The Last House Guest(49)



I told him, even, about the power outages up at his property. Said he might want someone to look into that, let him decide what to make of it all.

Then I pulled the shades and opened the folder on my screen where I’d copied Sadie’s pictures. I started piecing through them one by one. Looking for something that I hadn’t seen the first time around. Believing, without a doubt, that something terrible had been done to her. I clicked the photos one after another, trying to retrace the steps she’d taken in the weeks leading up to her death.

The police had access to these, too, now, but Detective Collins seemed focused only on the thing that wasn’t there. When Sadie was showing us something right here—the world, through her eyes.

There she was with Luce, laughing. There was Parker, by the pool. The view of the bluffs, where she’d stood at least once before. The shaded mountain road, with the light filtering through the leaves above. Breaker Beach at dawn, the sky a cool pink.

Next, a photo of Grant and Bianca standing side by side in the kitchen, in the midst of a toast. Bianca looking up at Grant, her face open and happy. The smile lines around Grant’s eyes as he stared out at the hidden guests.

And then Connor. Connor on the boat, shirtless and tan. The piece that didn’t fit. I kept coming back to this shot. The shadow of her, falling across his chest. A strand of blond hair blowing across the lens as she leaned over him.

I zoomed in on Connor’s sunglasses until I could see Sadie herself in the reflection. Her bare shoulders, the black strap of her bathing suit, her hair falling forward, and her phone held in front of her as she caught him, unaware.





CHAPTER 17


I knew I’d find Connor at the docks, even though most of the day’s work would be over—the crates weighed and shipped, the boats tied up to the moorings. Connor was the type who would lend a hand to whomever happened to be working down there.

He was cleaning his boat, currently tied to the farthest post. Even turned away, he was hard to miss. I could see the sinew of his back as he worked, the late-afternoon sun hitting the curve of his shoulders, darker than all the rest of him.

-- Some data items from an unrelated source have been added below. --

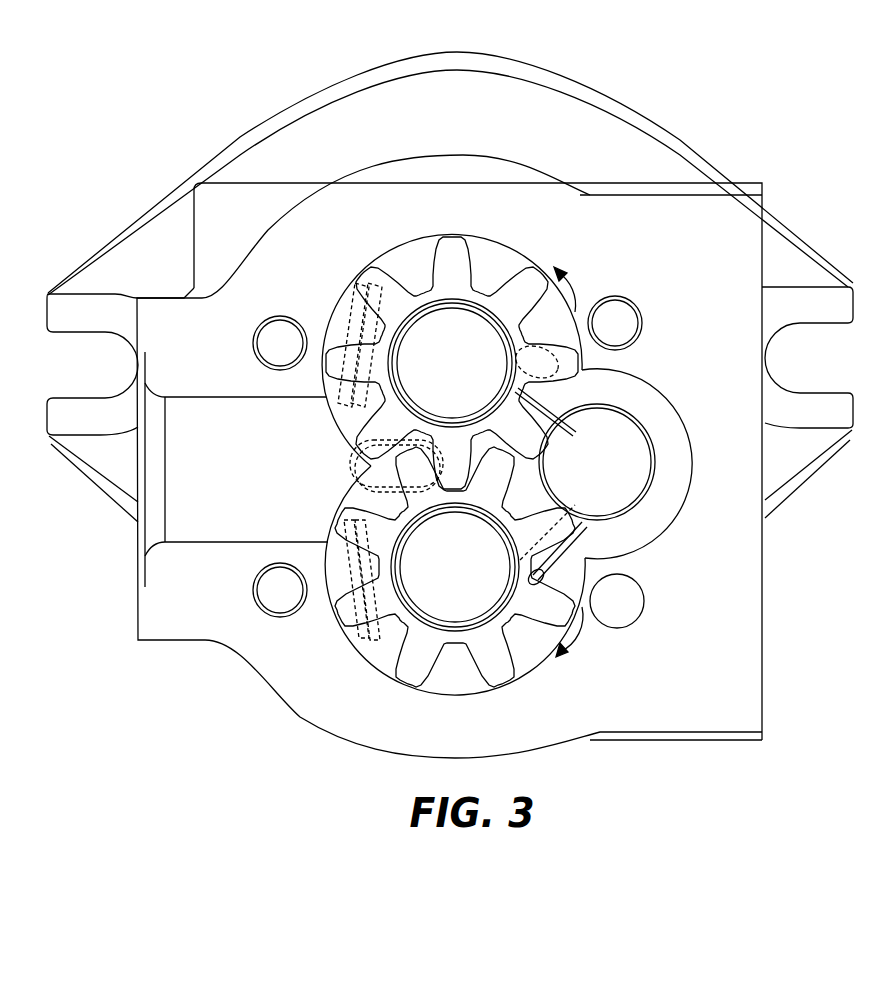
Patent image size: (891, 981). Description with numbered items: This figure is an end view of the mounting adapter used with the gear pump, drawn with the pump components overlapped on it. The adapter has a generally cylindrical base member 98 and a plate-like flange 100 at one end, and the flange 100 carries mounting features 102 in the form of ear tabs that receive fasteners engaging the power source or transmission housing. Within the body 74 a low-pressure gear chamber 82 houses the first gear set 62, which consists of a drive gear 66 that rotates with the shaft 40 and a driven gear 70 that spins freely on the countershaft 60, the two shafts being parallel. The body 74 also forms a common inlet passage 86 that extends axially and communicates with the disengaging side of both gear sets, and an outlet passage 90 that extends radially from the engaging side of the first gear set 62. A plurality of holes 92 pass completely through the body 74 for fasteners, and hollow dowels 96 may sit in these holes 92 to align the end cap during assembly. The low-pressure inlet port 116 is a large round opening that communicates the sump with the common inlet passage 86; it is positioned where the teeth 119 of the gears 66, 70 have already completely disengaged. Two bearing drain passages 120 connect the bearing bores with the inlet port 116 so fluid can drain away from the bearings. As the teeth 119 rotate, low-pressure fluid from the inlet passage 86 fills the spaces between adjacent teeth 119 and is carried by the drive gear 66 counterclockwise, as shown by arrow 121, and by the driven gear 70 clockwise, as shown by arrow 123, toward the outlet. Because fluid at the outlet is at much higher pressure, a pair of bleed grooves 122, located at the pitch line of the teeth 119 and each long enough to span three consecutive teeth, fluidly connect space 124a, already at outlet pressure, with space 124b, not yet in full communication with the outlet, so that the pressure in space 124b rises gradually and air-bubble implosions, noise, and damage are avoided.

The shaft 40 is at (442, 382).
The countershaft 60 is at (445, 578).
The first gear set 62 is at (498, 239).
The drive gear 66 is at (439, 278).
The driven gear 70 is at (475, 497).
The body 74 is at (714, 700).
The low-pressure gear chamber 82 is at (410, 248).
The common inlet passage 86 is at (650, 413).
The outlet passage 90 is at (205, 478).
The holes 92 is at (270, 353).
The hollow dowels 96 is at (644, 326).
The base member 98 is at (520, 167).
The flange 100 is at (605, 128).
The mounting features 102 is at (84, 398).
The low-pressure inlet port 116 is at (582, 472).
The teeth 119 is at (364, 268).
The bearing drain passages 120 is at (556, 397).
The arrow 121 is at (582, 298).
The bleed grooves 122 is at (343, 287).
The arrow 123 is at (568, 648).
The space 124a is at (305, 400).
The space 124b is at (397, 335).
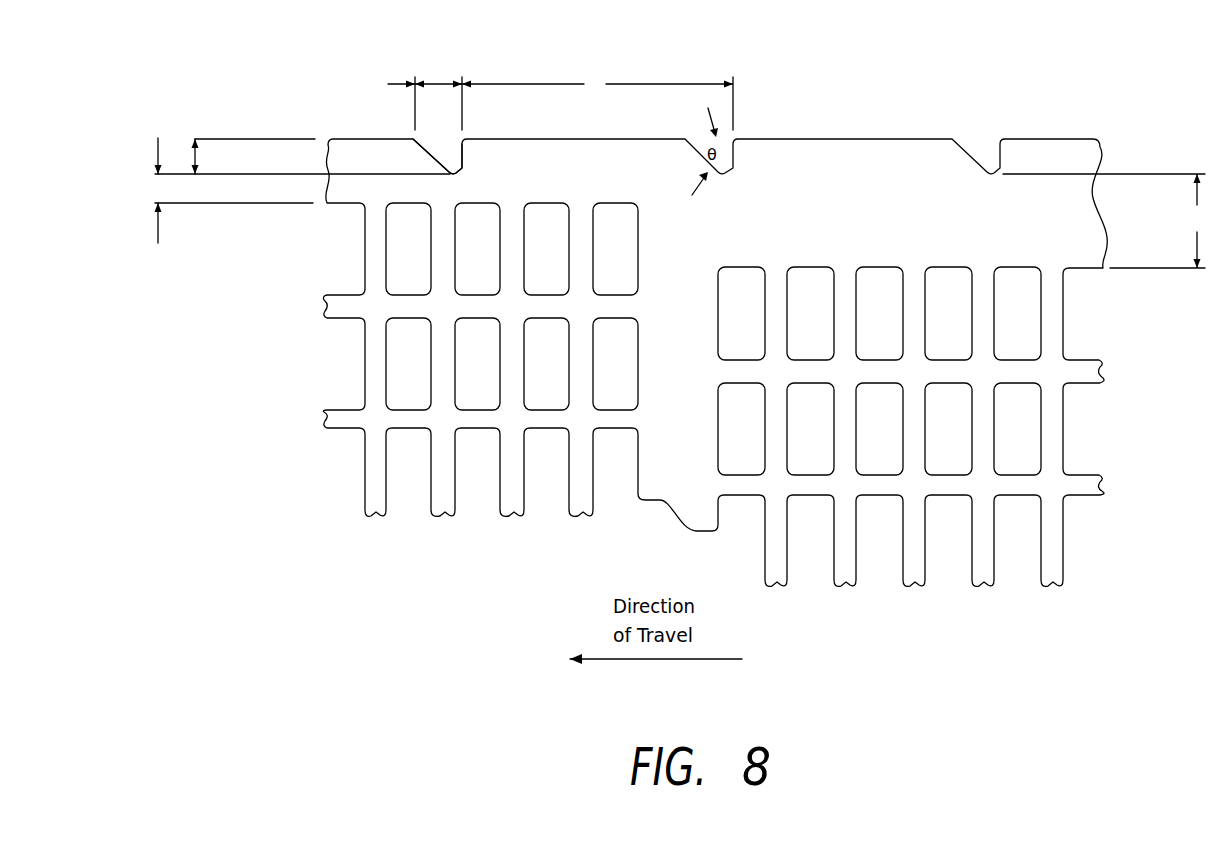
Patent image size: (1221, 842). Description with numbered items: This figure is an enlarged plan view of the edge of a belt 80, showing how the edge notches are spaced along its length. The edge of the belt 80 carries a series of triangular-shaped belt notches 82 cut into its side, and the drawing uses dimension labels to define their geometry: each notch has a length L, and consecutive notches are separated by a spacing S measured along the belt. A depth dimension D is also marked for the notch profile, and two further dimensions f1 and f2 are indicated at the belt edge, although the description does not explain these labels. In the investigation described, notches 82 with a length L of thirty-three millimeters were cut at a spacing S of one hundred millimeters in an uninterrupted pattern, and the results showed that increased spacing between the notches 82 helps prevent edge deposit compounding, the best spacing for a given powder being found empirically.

My footsteps echoed on the dock, and Connor turned as I approached, pushing the hair off his forehead.

“You busy?” I asked.

“A bit,” he said, rag in hand.

“I need to talk to you about Sadie,” I said, my words carrying in the open air.

He frowned, focusing somewhere beyond my shoulder. He dropped his rag, then started untying the rope holding his boat to the docks. “Get on the boat, Avery,” he said, voice low and unsettling. Like when he’d get angry. I shivered.

I planted my feet on the last board of the dock. “No, I need you to answer my questions. It won’t take long.”

He started the engine then, not even pausing to look at me. “Ask me on the boat, or would you rather have this conversation with Detective Collins?”

My shoulders tightened, and I started to turn.

“Don’t look,” he said. “He’s heading this way.”

I felt him coming then, in the shudder of the wooden planks under my feet. Last year, when I was questioned, I had told Detective Collins that Connor and I didn’t talk anymore, and that was true. But here I was, face-to-face with him, seeking him out even—and the detective had probably seen us. I wasn’t sure whether he was coming for me or for Connor, but after our last conversation, I didn’t want to wait to find out. He was looking into the case, yes, but he seemed more interested in how I’d found the phone—as if, once more, I’d been keeping something from him.

That list of names, it meant something, though. And Connor was on it. He’d told me when he arrived at the party, but all I had to go on was his word—and he’d already lied to me once.

I swallowed, stepping down onto the boat. Connor offered a hand without looking, but I steadied myself on the rail, taking the seat next to his behind the wheel, just as he pulled in the rope. He angled the boat away from the dock, no rush, like we had all the time in the world. But his jaw was set, and he kept his gaze on the mouth of the harbor.

I didn’t look back until we were in line with the rocks of the Point to our right. And when I did, Detective Collins was standing there, just a dark shadow on the edge of the pier, hands on his hips, watching us go.



* * *




IT HAD BEEN A long time since I was out on a boat made for function instead of comfort. The thing Connor promised with his charters and tours was authenticity. Nothing had been changed for the comfort of his guests, but that was the excitement. This wasn’t the same boat we’d taken out when we were younger—that had been his father’s—but this one was newer, and slightly larger, and cared for meticulously.

He cut the engine when we were still in the protection of the harbor, with the steady rise and fall of the sea below, and all you could hear was the hull dipping in and out of the water, the water gently lapping against the sides. “It’s nice,” I said, meaning the boat.

“It’s going to turn soon,” he said, looking up at the sky, then back at the water. Both were in shades of dark blue, but the wind blew in from offshore with an unexpected chill. Fall storms approached like that, with a colder current from both the sky and the sea. “What is it you wanted to ask me, Avery?” He sat across from me, bare feet and khaki shorts, arm slung on the back of the seat, every word and mannerism chosen with care. Like he was pretending to be the person I thought I knew.